= Model–view–adapter =

Software architectural pattern

Model–view–adapter (MVA) or mediating-controller MVC is a software architectural pattern and multitier architecture. In complex computer applications that present large amounts of data to users, developers often wish to separate data (model) and user interface (view) concerns so that changes to the user interface will not affect data handling and that the data can be reorganized without changing the user interface. MVA and traditional MVC both attempt to solve this same problem, but with two different styles of solution. Traditional MVC arranges model (e.g., data structures and storage), view (e.g., user interface), and controller (e.g., business logic) in a triangle, with model, view, and controller as vertices, so that some information flows between the model and views outside of the controller's direct control. The model–view–adapter solves this rather differently from the model–view–controller by arranging model, adapter or mediating controller and view linearly without any connections whatsoever directly between model and view.

==Principles==
===View and model do not communicate directly===
The view is completely decoupled from the model such that view and the model can interact only via the mediating controller or adapter between the view and the model. Via this arrangement, only the adapter or mediating controller has knowledge of both the model and the view, because it is the responsibility of solely the adapter or mediating controller to adapt or mediate between the model and the view—hence the names adapter and mediator. The model and view are kept intentionally oblivious of each other. In traditional MVC, the model and view are made aware of each other, which might permit disadvantageous coupling of view (e.g., user interface) concerns into the model (e.g., database) and vice versa, when the architecture might have been better served by the schema of the database and the presentation of information in the user-interface being divorced entirely from each other and allowed to diverge from each other radically. For example, in a text editor, the model might best be a piece table (instead of, say, a gap buffer or a linked list of lines). But, the user interface should present the final resting state of the edits on the file, not some direct information-overload presentation of the piece-table's meticulous raw undo-redo deltas and incremental operations on that file since the current editing session began.
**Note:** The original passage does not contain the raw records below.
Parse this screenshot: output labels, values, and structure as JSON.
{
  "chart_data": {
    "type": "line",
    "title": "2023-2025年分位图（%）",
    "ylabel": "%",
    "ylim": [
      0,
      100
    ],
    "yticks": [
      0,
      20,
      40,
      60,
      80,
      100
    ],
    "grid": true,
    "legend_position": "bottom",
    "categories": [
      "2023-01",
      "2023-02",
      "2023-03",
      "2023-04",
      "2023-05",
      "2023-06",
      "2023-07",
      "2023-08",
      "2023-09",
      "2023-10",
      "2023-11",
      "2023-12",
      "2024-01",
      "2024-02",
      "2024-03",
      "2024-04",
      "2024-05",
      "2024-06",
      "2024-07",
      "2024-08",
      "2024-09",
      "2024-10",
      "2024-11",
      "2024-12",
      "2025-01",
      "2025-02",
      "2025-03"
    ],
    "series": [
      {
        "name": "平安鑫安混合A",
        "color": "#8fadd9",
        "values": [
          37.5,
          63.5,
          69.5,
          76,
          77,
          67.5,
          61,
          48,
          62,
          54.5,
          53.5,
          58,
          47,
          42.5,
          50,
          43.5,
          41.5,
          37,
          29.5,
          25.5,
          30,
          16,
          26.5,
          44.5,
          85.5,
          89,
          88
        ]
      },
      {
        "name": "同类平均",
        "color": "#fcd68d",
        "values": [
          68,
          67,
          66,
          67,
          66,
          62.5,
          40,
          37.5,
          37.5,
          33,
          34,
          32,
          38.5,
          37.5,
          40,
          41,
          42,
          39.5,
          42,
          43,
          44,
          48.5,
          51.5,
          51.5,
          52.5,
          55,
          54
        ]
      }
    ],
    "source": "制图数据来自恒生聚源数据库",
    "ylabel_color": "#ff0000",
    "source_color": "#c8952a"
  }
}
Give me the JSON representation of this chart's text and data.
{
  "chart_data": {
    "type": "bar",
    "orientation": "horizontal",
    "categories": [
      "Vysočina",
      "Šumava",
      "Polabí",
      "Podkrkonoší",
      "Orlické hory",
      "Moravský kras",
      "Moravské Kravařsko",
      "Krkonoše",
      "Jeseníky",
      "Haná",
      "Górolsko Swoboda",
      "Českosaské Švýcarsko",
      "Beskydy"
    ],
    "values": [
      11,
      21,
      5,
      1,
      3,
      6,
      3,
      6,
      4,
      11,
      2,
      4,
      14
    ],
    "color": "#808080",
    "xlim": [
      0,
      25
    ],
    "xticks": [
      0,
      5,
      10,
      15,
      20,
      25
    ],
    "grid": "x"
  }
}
===Model is intentionally oblivious of views===
This separation of concerns permits a wide variety of different views to indirectly access the same model either via exactly the same adapter or via the same class of adapters. For example, one underlying data-storage model and schema and technology could be accessed via different views—e.g., Qt GUI, Microsoft MFC GUI, GTK+ GUI, Microsoft .NET GUI, Java Swing GUI, Silverlight website, and AJAX website—where (unlike traditional MVC) the model is kept completely oblivious of what information flows toward these user interfaces. The adapter or class of adapters keeps the model completely oblivious that it is supporting multiple of the user interfaces and perhaps even supporting this variety concurrently. To the model, these multiple types of user interface would look like multiple instances of a generic user oblivious of type of technology.

===View is intentionally oblivious of models===
Likewise, any one user interface can be kept intentionally oblivious of a wide variety of different models that may underlie the mediating controller or adapter. For example, the same website can be kept oblivious of the fact that it can be served (A) by an SQL database server such as PostgreSQL, Sybase SQL Server, or Microsoft SQL Server that has business logic built into the database server via stored procedures and that has transactions that the server may roll back or (B) by an SQL database server such as MySQL that lacks one or more of these capabilities, or (C) by a nonSQL RDF database, because the website interacts only with the mediating controller or adapter and never directly with the model.

===Multiple adapters between the same model–view pair===
Additionally, multiple adapters may be created to change the way one view presents data for a given model. For example, different adapters may impose different primitive data sets, that in turn impose different business logic for the same underlying database and for the same outwardly presented website. In this scenario, a class of various adapters or mediating controllers can represent the variations in business logic in between the same database model and the same website view.